Benthal’s beachfront paradise, for example, is actually a real house that is advertised on another vacation rental website, where the real homeowner, Kelly Mason, had already booked up the house for the entire summer – at three times the rate Benthal had been advertised.
“We’ve had emails from at least a dozen people asking about Craiglist ads,” Mason said today. “I tell them we’ve never advertised on Craiglist.”
Mason has been renting out the house as a summer vacation home for three years, but it was only this February when she was first contacted by scam victims. Pictures and other details about the house, including its address, were stolen from her own listing and advertised on Craigslist for much lower rates.
That’s part of what makes the scam so tricky to catch. “He gave me a real address that I looked up on Google,” Benthal said. “It matched the pictures that he sent me.
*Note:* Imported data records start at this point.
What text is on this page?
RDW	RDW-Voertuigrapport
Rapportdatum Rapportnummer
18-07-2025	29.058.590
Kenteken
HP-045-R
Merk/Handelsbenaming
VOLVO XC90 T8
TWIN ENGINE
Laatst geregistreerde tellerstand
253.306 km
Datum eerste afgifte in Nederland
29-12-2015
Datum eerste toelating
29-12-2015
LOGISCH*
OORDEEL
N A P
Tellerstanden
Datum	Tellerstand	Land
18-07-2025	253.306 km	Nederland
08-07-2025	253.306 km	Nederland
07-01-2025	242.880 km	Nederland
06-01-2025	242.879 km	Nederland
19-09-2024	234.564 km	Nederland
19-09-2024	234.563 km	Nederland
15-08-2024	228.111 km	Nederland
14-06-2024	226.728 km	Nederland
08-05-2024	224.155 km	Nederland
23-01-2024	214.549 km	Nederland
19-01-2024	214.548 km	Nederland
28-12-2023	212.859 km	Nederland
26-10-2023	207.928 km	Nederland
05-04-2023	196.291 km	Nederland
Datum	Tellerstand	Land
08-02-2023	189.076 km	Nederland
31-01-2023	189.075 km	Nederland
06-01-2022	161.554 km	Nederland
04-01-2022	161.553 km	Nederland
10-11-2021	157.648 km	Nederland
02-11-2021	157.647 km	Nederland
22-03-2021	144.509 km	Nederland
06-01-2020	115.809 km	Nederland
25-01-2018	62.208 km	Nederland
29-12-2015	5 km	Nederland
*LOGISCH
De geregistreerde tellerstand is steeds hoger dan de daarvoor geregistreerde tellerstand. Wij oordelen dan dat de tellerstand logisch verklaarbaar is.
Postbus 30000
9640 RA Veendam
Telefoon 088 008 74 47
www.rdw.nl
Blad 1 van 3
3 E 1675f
It made me feel a lot more comfortable.”
Mason knows at least three other homeowners in Montauk who have also had their homes advertised as rentals on Craiglist by scammers.
After going to the East Hampton Town Police Department, however, Mason was told there wasn’t very much the police could do.
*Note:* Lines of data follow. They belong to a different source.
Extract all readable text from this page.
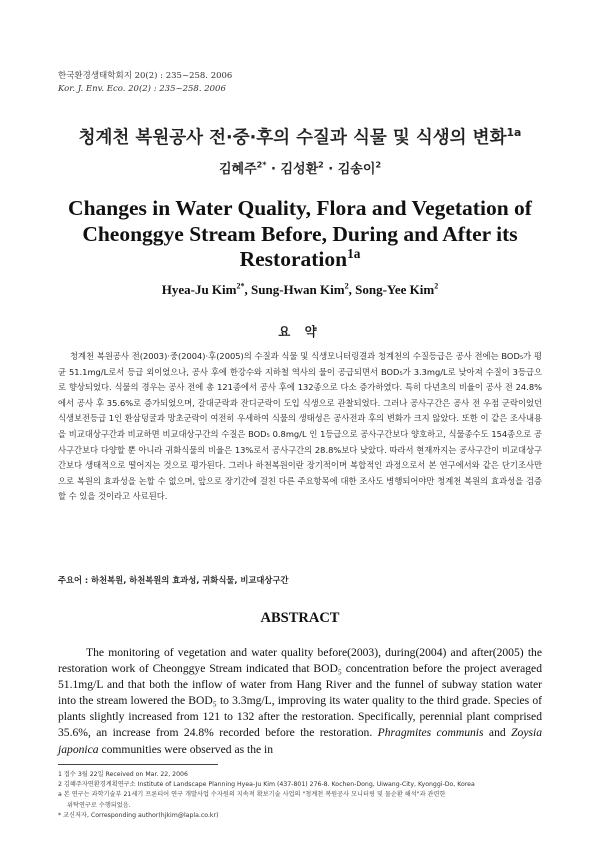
한국환경생태학회지 20(2) : 235~258. 2006
Kor. J. Env. Eco. 20(2) : 235~258. 2006
청계천 복원공사 전·중·후의 수질과 식물 및 식생의 변화$^{1a}$
김혜주$^{2*}$ · 김성환$^2$ · 김송이$^2$
Changes in Water Quality, Flora and Vegetation of
Cheonggye Stream Before, During and After its
Restoration$^{1a}$
Hyea-Ju Kim$^{2*}$, Sung-Hwan Kim$^2$, Song-Yee Kim$^2$
요 약

청계천 복원공사 전(2003)·중(2004)·후(2005)의 수질과 식물 및 식생모니터링결과 청계천의 수질등급은 공사 전에는 BOD₅가 평균 51.1mg/L로서 등급 외이었으나, 공사 후에 한강수와 지하철 역사의 물이 공급되면서 BOD₅가 3.3mg/L로 낮아져 수질이 3등급으로 향상되었다. 식물의 경우는 공사 전에 총 121종에서 공사 후에 132종으로 다소 증가하였다. 특히 다년초의 비율이 공사 전 24.8%에서 공사 후 35.6%로 증가되었으며, 갈대군락과 잔디군락이 도입 식생으로 관찰되었다. 그러나 공사구간은 공사 전 우점 군락이었던 식생보전등급 1인 환삼덩굴과 망초군락이 여전히 우세하여 식물의 생태성은 공사전과 후의 변화가 크지 않았다. 또한 이 같은 조사내용을 비교대상구간과 비교하면 비교대상구간의 수질은 BOD₅ 0.8mg/L 인 1등급으로 공사구간보다 양호하고, 식물종수도 154종으로 공사구간보다 다양할 뿐 아니라 귀화식물의 비율은 13%로서 공사구간의 28.8%보다 낮았다. 따라서 현재까지는 공사구간이 비교대상구간보다 생태적으로 떨어지는 것으로 평가된다. 그러나 하천복원이란 장기적이며 복합적인 과정으로서 본 연구에서와 같은 단기조사만으로 복원의 효과성을 논할 수 없으며, 앞으로 장기간에 걸친 다른 주요항목에 대한 조사도 병행되어야만 청계천 복원의 효과성을 검증할 수 있을 것이라고 사료된다.

주요어 : 하천복원, 하천복원의 효과성, 귀화식물, 비교대상구간
ABSTRACT

The monitoring of vegetation and water quality before(2003), during(2004) and after(2005) the restoration work of Cheonggye Stream indicated that BOD₅ concentration before the project averaged 51.1mg/L and that both the inflow of water from Hang River and the funnel of subway station water into the stream lowered the BOD₅ to 3.3mg/L, improving its water quality to the third grade. Species of plants slightly increased from 121 to 132 after the restoration. Specifically, perennial plant comprised 35.6%, an increase from 24.8% recorded before the restoration. Phragmites communis and Zoysia japonica communities were observed as the in

1 접수 3월 22일 Received on Mar. 22, 2006
2 김혜주자연환경계획연구소 Institute of Landscape Planning Hyea-Ju Kim (437-801) 276-8. Kochen-Dong, Uiwang-City, Kyonggi-Do, Korea
a 본 연구는 과학기술부 21세기 프론티어 연구 개발사업 수자원의 지속적 확보기술 사업의 "청계천 복원공사 모니터링 및 물순환 해석"과 관련한
위탁연구로 수행되었음.
* 교신저자, Corresponding author(hjkim@lapla.co.kr)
“They basically told me they’d file a report, but that these online scammers are virtually impossible to catch,” she said.
That’s because scammers often use fake names, auto-generated email addresses and internet phone numbers. They might request payment through methods that are nearly impossible to cancel or trace, such as wire transfers or cashier’s checks.
Like many other young adults today, Benthal is much less familiar with checkbooks than other forms of payment. So when Huddleston asked him to send a $1,175 cashier’s check to an address in California, Benthal didn’t realize he was sending something that he couldn’t cancel.
Predictably, phone calls and emails to the man Benthal had been communicating with have gone unanswered ever since.
“Hopefully other young people can learn from my experience,” Benthal said.
He still hasn’t found a home for his friend’s bachelor party this summer, but he says he will be looking at more reputable sources than Craigslist from now on.
“It’s much safer to go through legitimate websites like Airbnb, where there’s a third party controlling the money,” he said. “I learned my lesson.”
So what steps can you take not to become a victim of a rental scam?
- Be very wary owners who claim they’re out of the country, or even out of state.
- Insist on taking a tour of the property before you put any money down.
- Don’t fill out a rental application before you’ve seen the property. Personal information on rental applications can be used for identity theft.
- Pay attention to the cost of nearby properties. Prices that seem like a steal for the area are more likely to be a scammer trying to steal your money.
- And never, ever send money to someone without getting a lease and making sure the recipient has a legal right to rent the property.
“If it looks like it’s too good to be true,” Mason said, “it probably is.”